Question to the Home Office:

To ask the Secretary of State for the Home Department, what plans she has to reduce retail crime in rural areas.


Answered by
Sarah Jones Portrait
Sarah Jones
Minister of State (Home Office)
This question was answered on 2nd March 2026

The central aim of our police reforms is to protect and revitalise neighbourhood policing. We are lifting national responsibilities off local forces so they focus on tackling local issues, like fighting retail crime. All communities, including rural communities, will benefit from and are included in these reforms.

We are on track to deliver an additional 3,000 neighbourhood officers by March. We are giving them the powers they need, including making it a specific offence to assault retail workers and ending the treatment of theft under the value of £200 as a summary-only offence.
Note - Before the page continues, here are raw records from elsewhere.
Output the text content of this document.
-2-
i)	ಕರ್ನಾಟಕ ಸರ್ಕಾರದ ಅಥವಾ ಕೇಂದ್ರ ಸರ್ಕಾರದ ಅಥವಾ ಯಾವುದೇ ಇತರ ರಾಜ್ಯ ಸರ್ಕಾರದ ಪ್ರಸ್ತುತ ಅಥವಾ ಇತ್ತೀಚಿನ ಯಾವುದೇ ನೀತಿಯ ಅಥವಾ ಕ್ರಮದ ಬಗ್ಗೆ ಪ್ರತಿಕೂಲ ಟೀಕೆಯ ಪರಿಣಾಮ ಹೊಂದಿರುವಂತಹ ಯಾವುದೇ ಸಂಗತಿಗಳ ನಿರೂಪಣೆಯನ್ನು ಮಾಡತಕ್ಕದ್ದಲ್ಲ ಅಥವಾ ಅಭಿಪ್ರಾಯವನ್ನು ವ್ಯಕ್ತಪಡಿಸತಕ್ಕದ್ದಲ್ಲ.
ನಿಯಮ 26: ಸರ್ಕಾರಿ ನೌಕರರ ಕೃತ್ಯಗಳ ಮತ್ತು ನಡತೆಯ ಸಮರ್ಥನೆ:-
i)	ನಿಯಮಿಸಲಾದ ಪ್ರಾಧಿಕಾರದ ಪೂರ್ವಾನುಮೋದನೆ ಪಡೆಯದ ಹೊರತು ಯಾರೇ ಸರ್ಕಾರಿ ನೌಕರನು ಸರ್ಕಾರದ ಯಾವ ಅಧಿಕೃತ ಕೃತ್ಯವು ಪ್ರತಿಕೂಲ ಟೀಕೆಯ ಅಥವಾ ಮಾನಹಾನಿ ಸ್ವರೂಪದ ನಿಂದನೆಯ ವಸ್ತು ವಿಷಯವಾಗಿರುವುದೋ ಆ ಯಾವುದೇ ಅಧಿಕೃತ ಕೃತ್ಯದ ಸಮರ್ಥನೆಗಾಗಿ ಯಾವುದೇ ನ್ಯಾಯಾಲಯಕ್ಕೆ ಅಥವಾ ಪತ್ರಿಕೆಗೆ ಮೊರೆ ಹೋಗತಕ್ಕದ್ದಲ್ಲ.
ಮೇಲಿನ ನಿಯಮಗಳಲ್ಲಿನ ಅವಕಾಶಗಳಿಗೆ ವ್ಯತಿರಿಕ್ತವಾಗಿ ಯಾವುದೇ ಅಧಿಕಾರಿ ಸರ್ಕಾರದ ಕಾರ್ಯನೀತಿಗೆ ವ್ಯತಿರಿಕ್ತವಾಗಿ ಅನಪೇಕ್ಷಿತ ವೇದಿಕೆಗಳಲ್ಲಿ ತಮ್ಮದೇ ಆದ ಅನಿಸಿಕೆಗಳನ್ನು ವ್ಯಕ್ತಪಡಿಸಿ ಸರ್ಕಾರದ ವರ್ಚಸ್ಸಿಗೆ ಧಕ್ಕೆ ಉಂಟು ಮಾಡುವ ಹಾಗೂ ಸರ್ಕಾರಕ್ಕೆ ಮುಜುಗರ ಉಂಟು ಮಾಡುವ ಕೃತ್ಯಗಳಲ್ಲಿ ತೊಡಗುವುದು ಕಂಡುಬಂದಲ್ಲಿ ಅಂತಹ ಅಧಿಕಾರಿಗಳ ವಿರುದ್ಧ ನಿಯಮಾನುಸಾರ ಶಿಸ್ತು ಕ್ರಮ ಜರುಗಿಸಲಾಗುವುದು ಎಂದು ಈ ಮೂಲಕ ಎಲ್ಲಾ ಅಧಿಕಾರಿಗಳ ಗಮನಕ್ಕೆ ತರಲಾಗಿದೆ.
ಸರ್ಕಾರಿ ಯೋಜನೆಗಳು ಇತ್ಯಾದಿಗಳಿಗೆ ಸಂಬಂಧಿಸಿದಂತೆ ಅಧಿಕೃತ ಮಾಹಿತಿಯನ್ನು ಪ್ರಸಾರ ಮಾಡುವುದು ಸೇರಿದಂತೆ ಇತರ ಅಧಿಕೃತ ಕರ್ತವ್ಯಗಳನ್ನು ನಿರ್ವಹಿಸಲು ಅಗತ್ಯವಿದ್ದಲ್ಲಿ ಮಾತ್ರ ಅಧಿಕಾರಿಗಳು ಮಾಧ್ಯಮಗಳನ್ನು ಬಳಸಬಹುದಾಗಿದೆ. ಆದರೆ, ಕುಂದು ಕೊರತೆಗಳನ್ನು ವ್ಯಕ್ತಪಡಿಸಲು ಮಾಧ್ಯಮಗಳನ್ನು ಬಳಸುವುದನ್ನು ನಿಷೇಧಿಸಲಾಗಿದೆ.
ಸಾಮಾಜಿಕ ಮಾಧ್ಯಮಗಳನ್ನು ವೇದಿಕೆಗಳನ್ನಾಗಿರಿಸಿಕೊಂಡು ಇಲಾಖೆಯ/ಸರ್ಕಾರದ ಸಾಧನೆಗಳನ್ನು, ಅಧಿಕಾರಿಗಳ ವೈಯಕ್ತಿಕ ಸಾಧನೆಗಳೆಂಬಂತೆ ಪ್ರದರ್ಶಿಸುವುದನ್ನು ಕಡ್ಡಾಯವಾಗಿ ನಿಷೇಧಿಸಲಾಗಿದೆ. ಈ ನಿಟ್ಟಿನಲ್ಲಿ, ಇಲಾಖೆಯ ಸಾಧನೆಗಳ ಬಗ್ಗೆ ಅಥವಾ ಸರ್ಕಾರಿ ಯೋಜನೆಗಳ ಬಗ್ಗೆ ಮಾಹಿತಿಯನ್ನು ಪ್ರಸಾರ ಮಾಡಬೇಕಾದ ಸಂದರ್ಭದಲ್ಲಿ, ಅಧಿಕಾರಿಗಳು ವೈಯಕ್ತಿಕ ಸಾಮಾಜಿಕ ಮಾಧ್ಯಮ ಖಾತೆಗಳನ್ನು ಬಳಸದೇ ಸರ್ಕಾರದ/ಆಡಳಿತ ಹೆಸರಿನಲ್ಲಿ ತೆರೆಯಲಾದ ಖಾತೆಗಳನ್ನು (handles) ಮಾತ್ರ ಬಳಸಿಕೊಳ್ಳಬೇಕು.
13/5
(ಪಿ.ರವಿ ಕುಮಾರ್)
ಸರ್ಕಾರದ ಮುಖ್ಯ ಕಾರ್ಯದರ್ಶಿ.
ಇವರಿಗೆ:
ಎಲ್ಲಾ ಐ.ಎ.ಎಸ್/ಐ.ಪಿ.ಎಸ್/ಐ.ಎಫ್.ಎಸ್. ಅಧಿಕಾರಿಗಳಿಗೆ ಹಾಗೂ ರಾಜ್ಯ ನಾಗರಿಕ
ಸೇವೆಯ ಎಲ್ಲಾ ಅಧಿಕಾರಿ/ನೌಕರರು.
Again, these changes are applicable to all types of communities, including those defined as rural.

We are equipping the police to fight the organised crime gangs that are often responsible for driving shop theft across the country. Our £5m investment into OPAL (a specialist policing unit) will supercharge intelligence-led policing to identify offenders, disrupt the tactics used to target shops, and bring more criminals to justice.

Building from the Winter of Action, we are working with forces and local partners to identify and tackle the most prolific retail offenders - where a few individuals can drive a large proportion of the local crime problem.

We are already seeing a difference. Whilst it is unacceptable that shop theft offences continue to trend upward, this is at a slower rate than we have seen in recent years. The number of charges for shop theft have increased at a greater rate over the same period [up to 111,559 charges or 21%]. This increase in the charge rate from 17.9% to 20.1% shows police are taking these crimes seriously.